Alma Kern, president of the Filipino American Community of Seattle, wrote on the organization’s website that Mr. Cordova was “one man, who dreamed, spoke and accomplished what millions of us only wished for and talked about. He was one man in a sea of millions of Filipino Americans, and yet, he looked deep into our hearts and saw our potential and showed us by example what we are all capable of doing.’’

Mr. Cordova lectured on Filipino culture and history at the University of Washington. In 1998, Seattle University awarded him an honorary doctorate for lifetime achievements in research, writing and promoting Filipino American history and community.

He started the national effort to make October Filipino American History Month.

For many years, the family gathered for Sunday night potluck dinners at the Cordovas’ Montlake home.

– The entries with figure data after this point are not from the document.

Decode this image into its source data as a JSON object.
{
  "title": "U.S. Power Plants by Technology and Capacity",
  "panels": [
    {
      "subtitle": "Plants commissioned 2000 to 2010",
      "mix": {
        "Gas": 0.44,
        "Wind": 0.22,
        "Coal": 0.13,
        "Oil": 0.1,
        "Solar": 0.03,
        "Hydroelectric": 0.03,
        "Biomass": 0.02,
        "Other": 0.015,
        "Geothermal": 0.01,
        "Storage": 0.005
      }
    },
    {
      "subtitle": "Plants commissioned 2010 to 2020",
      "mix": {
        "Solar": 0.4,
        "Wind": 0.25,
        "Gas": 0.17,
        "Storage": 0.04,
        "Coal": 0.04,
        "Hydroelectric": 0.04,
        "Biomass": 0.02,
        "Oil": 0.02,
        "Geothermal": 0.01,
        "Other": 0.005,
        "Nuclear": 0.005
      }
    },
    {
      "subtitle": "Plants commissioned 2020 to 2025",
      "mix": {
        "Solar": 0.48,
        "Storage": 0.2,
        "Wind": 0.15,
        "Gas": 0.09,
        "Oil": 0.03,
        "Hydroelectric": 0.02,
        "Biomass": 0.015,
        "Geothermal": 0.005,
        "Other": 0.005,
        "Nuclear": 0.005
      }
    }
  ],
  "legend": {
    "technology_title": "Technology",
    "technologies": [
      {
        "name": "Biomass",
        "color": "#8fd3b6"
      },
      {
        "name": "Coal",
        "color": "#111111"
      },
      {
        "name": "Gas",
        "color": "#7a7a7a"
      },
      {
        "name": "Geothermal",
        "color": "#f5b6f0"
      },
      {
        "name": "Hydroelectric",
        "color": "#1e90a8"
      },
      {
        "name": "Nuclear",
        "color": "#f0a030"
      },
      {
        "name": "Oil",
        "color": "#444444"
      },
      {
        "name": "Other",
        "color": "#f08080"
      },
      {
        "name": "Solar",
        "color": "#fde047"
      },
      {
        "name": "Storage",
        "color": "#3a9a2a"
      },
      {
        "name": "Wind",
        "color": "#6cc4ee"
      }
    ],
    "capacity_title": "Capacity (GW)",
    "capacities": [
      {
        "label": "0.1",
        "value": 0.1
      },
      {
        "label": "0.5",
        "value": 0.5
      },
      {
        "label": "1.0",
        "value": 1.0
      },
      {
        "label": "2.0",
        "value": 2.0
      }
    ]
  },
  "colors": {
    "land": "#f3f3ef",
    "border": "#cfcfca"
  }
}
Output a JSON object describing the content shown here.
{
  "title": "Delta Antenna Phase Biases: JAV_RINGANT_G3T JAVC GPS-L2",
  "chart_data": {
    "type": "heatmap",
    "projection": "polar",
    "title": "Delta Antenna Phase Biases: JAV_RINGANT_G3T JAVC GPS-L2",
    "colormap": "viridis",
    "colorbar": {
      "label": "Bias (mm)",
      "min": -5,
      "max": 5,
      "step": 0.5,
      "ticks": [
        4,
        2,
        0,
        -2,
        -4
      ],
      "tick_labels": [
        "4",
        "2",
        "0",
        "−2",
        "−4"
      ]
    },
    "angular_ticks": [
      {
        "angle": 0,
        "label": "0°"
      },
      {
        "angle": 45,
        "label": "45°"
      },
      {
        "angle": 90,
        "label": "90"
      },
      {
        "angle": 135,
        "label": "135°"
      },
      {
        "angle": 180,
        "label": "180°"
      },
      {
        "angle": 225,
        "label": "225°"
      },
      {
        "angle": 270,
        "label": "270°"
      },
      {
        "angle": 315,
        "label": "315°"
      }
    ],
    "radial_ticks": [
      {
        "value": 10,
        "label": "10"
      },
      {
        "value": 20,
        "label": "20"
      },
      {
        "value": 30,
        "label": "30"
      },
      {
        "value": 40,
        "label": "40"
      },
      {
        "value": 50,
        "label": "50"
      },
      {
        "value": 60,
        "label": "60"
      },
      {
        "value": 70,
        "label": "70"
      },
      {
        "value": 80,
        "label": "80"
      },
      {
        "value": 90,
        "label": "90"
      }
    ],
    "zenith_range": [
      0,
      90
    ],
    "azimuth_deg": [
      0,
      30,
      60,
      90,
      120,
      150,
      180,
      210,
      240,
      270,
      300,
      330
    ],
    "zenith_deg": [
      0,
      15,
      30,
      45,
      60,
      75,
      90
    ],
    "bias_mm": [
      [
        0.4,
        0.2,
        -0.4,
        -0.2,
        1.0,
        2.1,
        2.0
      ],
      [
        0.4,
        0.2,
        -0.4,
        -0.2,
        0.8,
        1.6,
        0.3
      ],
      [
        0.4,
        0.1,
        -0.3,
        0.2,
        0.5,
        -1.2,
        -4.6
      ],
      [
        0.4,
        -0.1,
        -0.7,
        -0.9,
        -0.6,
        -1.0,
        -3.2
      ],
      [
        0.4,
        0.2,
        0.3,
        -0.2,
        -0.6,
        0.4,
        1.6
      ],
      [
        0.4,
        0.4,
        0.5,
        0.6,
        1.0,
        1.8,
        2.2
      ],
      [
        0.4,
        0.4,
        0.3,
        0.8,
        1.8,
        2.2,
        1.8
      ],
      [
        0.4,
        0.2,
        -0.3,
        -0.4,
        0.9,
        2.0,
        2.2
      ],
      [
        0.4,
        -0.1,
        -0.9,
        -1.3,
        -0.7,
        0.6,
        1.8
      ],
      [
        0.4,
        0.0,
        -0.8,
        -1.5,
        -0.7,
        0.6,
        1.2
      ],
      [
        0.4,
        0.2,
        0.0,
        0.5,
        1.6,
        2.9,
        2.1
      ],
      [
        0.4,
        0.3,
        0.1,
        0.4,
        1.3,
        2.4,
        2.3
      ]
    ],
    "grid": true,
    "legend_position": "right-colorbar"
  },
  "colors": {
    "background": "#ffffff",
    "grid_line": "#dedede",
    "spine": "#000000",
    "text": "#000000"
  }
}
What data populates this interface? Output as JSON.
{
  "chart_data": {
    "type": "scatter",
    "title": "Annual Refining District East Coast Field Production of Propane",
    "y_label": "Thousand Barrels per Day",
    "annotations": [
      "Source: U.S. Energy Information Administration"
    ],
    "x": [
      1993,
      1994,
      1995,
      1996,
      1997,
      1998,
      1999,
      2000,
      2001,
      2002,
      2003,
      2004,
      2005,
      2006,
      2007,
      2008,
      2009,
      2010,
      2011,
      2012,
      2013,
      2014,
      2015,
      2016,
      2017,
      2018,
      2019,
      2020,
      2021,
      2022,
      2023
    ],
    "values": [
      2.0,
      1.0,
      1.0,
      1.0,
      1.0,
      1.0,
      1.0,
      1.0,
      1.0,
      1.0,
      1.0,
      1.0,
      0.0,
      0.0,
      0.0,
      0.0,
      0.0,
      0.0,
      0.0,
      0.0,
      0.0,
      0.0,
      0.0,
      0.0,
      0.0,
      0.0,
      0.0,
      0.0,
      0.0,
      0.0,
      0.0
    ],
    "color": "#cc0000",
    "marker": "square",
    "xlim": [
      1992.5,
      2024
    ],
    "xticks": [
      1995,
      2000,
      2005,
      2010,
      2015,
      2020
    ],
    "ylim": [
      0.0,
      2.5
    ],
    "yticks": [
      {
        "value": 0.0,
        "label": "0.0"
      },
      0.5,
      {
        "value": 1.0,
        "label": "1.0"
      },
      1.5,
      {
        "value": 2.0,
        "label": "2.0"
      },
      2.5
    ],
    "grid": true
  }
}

“If you were a Cordova, you had to share Dad with the community. That was very important,’’ said Cecilia Cordova, one of his daughters. “Ever since I can remember, my parents were always volunteering ... with the civil-rights movement, with education, with youth groups. There are so many people whose lives he touched. So many people who feel they know him intimately.’’

He was a member of Immaculate Conception parish for 50 years and was ordained as a deacon about 10 years ago. Despite failing health, he created the San Pedro Calungsod Guild, in honor of the Filipino saint, and led efforts to propose a national shrine at Immaculate Conception, an ethnically mixed congregation.

“When he would preach he would say, ‘Look around. This is what heaven looks like,’ ’’ Monica Hall, an Immaculate Conception parishioner, recalled. He was “very honest about his faith journey’’ and, she added, “He was a character.’’

A die-hard Seahawks fan, he didn’t hesitate to add “Pray for the Seahawks!’’ when he addressed the congregation, Cecilia Cordova said. His most prized possessions included a Doug Baldwin (Seahawks wide receiver) jersey, which, she said, Mr. Cordova will be dressed in beneath his burial vestments.

Mr. Cordova is survived by his wife of 60 years, Dorothy; his children, Anthony, Damian, Timoteo, Dominic, Dion and Cecilia Cordova and Bibiana Shannon, all of Seattle, and Margarita Cordova, of New York City; 17 grandchildren and eight great-grandchildren. He is survived by brothers Don Bilar, Phil Ventura and Ernie Balucas, all of California. His sisters Feling Dangaran, Catherine Autentico, Pauline Panetto, and brother Sam Balucas died previously.

Rosary and vigil service is set for Immaculate Conception Church at 7 p.m. Friday; the funeral Mass will be at 10 a.m. Saturday, with interment following at Calvary Cemetery, 5041 35th Ave. N.E., Seattle. In lieu of flowers, donations can be made to Filipino American National Historical Society, 810 18th Ave., or Immaculate Conception Church, 820 18th Ave., both Seattle, 98122.